Business Day: Jo’burg to challenge Phiri water ruling

http://www.businessday.co.za/articles/topstories.aspx?ID=BD4A945064

Posted to the web on: 23 February 2009
Jo’burg to challenge Phiri water ruling
Franny Rabkin

THE Supreme Court of Appeal will today begin a hearing on the constitutionality of the installation and use of prepaid water meters in Phiri, Soweto. At issue is the constitutional right of access to sufficient water.

At stake for the City of Johannesburg is “the foundation of its water policy”, which has cost the city billions to implement, and is aimed at ensuring everyone has access to some form of water supply.

At stake for the residents of Phiri is suffering from having water for only a limited time in a month.

The case is the first to deal with state obligations to provide access to sufficient water. When it was heard first in the Johannesburg High Court, Judge Moroa Tsoka asserted the “minimum core” concept (that in dealing with socioeconomic rights, government should be measured against a minimum standard of delivery), rejected previously by the Constitutional Court.

Some Phiri residents have been fighting the installation of prepaid meters since the City’s Gcin’amanzi programme was first implemented in 2001.

Prepaid meters stop dispensing water when the limit on free water is reached, and lets taps run again only if the user buys water credits and loads them into their meter.

Five Phiri residents say installation and continued use of prepaid meters is unconstitutional, and breaches rights of access to sufficient water, just administrative action and equality.

Before prepaid water meters were installed, Soweto residents had unlimited access to water at a flat rate. People in affluent suburbs had metered water with monthly bills.

The city said the flat rate was not sustainable as it made it impossible to account for “about 75% of all water pumped into Soweto”. So it introduced Operation Gcin’amanzi, giving all households 6kl of free water a month. The rest had to be paid for.

Last year, the Phiri residents won their case in the Johannesburg High Court. The city is now appealing to the Supreme Court of Appeal.

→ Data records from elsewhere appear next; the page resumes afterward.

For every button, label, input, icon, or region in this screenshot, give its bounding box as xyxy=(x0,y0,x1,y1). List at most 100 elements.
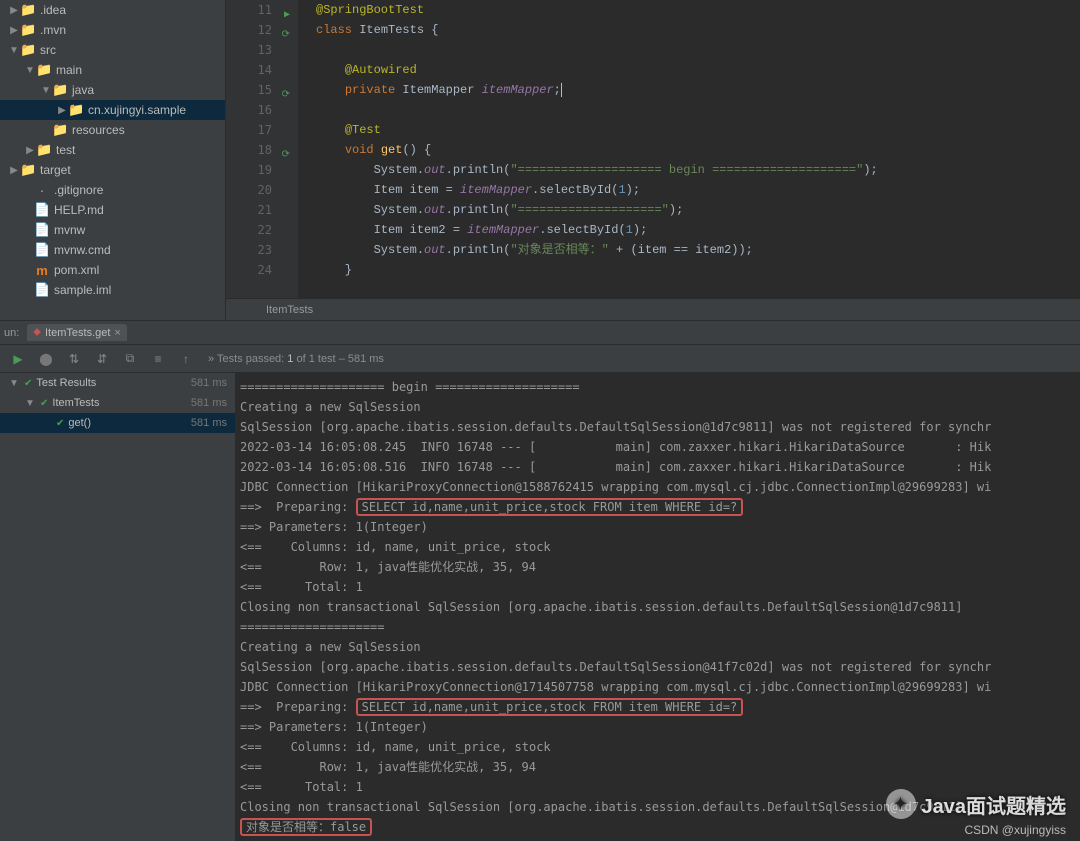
close-icon[interactable]: × xyxy=(114,327,120,339)
console-line: SqlSession [org.apache.ibatis.session.de… xyxy=(240,657,1080,677)
run-tab[interactable]: ⬥ ItemTests.get × xyxy=(27,324,127,341)
breadcrumb[interactable]: ItemTests xyxy=(226,298,1080,320)
expand-btn[interactable]: ≡ xyxy=(148,349,168,369)
rerun-button[interactable]: ▶ xyxy=(8,349,28,369)
tree-item[interactable]: ▶📁target xyxy=(0,160,225,180)
tree-item-label: resources xyxy=(72,123,125,137)
code-line[interactable]: Item item = itemMapper.selectById(1); xyxy=(316,180,1080,200)
run-tab-label: ItemTests.get xyxy=(45,327,110,339)
test-tree-item[interactable]: ▼✔Test Results581 ms xyxy=(0,373,235,393)
code-line[interactable]: System.out.println("对象是否相等：" + (item == … xyxy=(316,240,1080,260)
tree-item-label: test xyxy=(56,143,75,157)
tree-item[interactable]: ▶📁cn.xujingyi.sample xyxy=(0,100,225,120)
folder-icon: 📁 xyxy=(20,162,36,178)
expand-icon[interactable]: ▶ xyxy=(8,25,20,36)
test-tree[interactable]: ▼✔Test Results581 ms▼✔ItemTests581 ms✔ge… xyxy=(0,373,236,841)
console-line: 2022-03-14 16:05:08.245 INFO 16748 --- [… xyxy=(240,437,1080,457)
code-line[interactable]: class ItemTests { xyxy=(316,20,1080,40)
folder-icon: 📁 xyxy=(36,142,52,158)
code-line[interactable]: System.out.println("====================… xyxy=(316,200,1080,220)
line-number: 12 xyxy=(226,20,272,40)
expand-icon[interactable]: ▶ xyxy=(8,165,20,176)
console-line: <== Row: 1, java性能优化实战, 35, 94 xyxy=(240,757,1080,777)
tree-item[interactable]: ▼📁 src xyxy=(0,40,225,60)
run-tab-icon: ⬥ xyxy=(33,326,41,339)
tree-item[interactable]: ▶📁.mvn xyxy=(0,20,225,40)
code-line[interactable]: @SpringBootTest xyxy=(316,0,1080,20)
tree-item[interactable]: 📄sample.iml xyxy=(0,280,225,300)
tree-item-label: .mvn xyxy=(40,23,66,37)
code-line[interactable] xyxy=(316,40,1080,60)
console-output[interactable]: ==================== begin =============… xyxy=(236,373,1080,841)
code-line[interactable]: System.out.println("====================… xyxy=(316,160,1080,180)
stop-button[interactable]: ⬤ xyxy=(36,349,56,369)
line-gutter: 1112131415161718192021222324 xyxy=(226,0,298,298)
console-line: SqlSession [org.apache.ibatis.session.de… xyxy=(240,417,1080,437)
run-panel: un: ⬥ ItemTests.get × ▶ ⬤ ⇅ ⇵ ⧉ ≡ ↑ » Te… xyxy=(0,320,1080,841)
expand-icon[interactable]: ▶ xyxy=(24,145,36,156)
folder-icon: 📁 xyxy=(36,62,52,78)
line-number: 21 xyxy=(226,200,272,220)
test-tree-item[interactable]: ▼✔ItemTests581 ms xyxy=(0,393,235,413)
sort-btn-2[interactable]: ⇵ xyxy=(92,349,112,369)
expand-icon[interactable]: ▼ xyxy=(24,65,36,76)
code-editor[interactable]: 1112131415161718192021222324 @SpringBoot… xyxy=(226,0,1080,320)
folder-icon: 📁 xyxy=(52,122,68,138)
code-line[interactable]: private ItemMapper itemMapper; xyxy=(316,80,1080,100)
test-label: get() xyxy=(68,417,91,429)
filter-btn[interactable]: ⧉ xyxy=(120,349,140,369)
run-gutter-icon[interactable] xyxy=(278,23,290,35)
code-line[interactable]: } xyxy=(316,260,1080,280)
tree-item[interactable]: ▼📁main xyxy=(0,60,225,80)
tree-item[interactable]: ▼📁 java xyxy=(0,80,225,100)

Tsoka ordered that Phiri residents be supplied with 50l of free basic water a person a day, up from the current 25l, and that they be given a choice of an ordinary credit water meter. The judge said it was inexplicable that some residents were entitled to water on credit, including the free monthly 6kl a household, while Phiri residents were denied water on credit.

But the City will argue before the Supreme Court of Appeal that Tsoka’s order “will have extremely far-reaching and grave consequences” for its water policy.

Gilbert Marcus and Anthony Stein, counsel for the city, set out in detail how the city developed its water policy, which the city says focused on achieving access for all, including those in informal settlements with no access to water.

The city says that the residents of Phiri are better off now than they were when paying the flat rate.

This is because they pay less now than under the previous flat rate; the cost of their water is cross-subsidised by wealthier users; and they now have access to free water, which they never had before.

The City also says that, since the introduction of the programme, it has increased the allocation of free water for “registered indigents” and people with HIV/AIDS and provides a certain amount for emergencies.

In this way, says the city, it has discharged its obligation to progressively realise the right of access to sufficient water.

But Wim Trengove and Nadine Fourie, counsel for the residents, say the residents are worse off now, making the introduction of the prepaid meters retrogressive. This is because they simply cannot afford to pay once they have used their free water. So the prepaid meters breach the obligation of the state not to move them down the water ladder, the residents say.

They also argue that because water is allocated per stand instead of per person, poor people end up with less free water than rich people. This is because their stands generally accommodate more people, and unemployment means people get all their water use from home.

But the City says that it would be impossible to provide water for individuals as the number of people in each stand is in constant flux.

The residents also say prepaid meters were forced on them, and they were not given the option of the credit meters that wealthier white suburbs have. This is discriminating against the Phiri residents, who are in the main poor and black.

Richard Moultrie and Sesi Baloyi, counsel for the friend of the court, the Centre on Housing Rights and Evictions, argue that the constitution should be interpreted in accordance with international law on the right to water.

They say that while SA has not accepted the minimum core concept into its jurisprudence, what constitutes a minimum core internationally is an important factor when considering whether or not government’s measures are reasonable.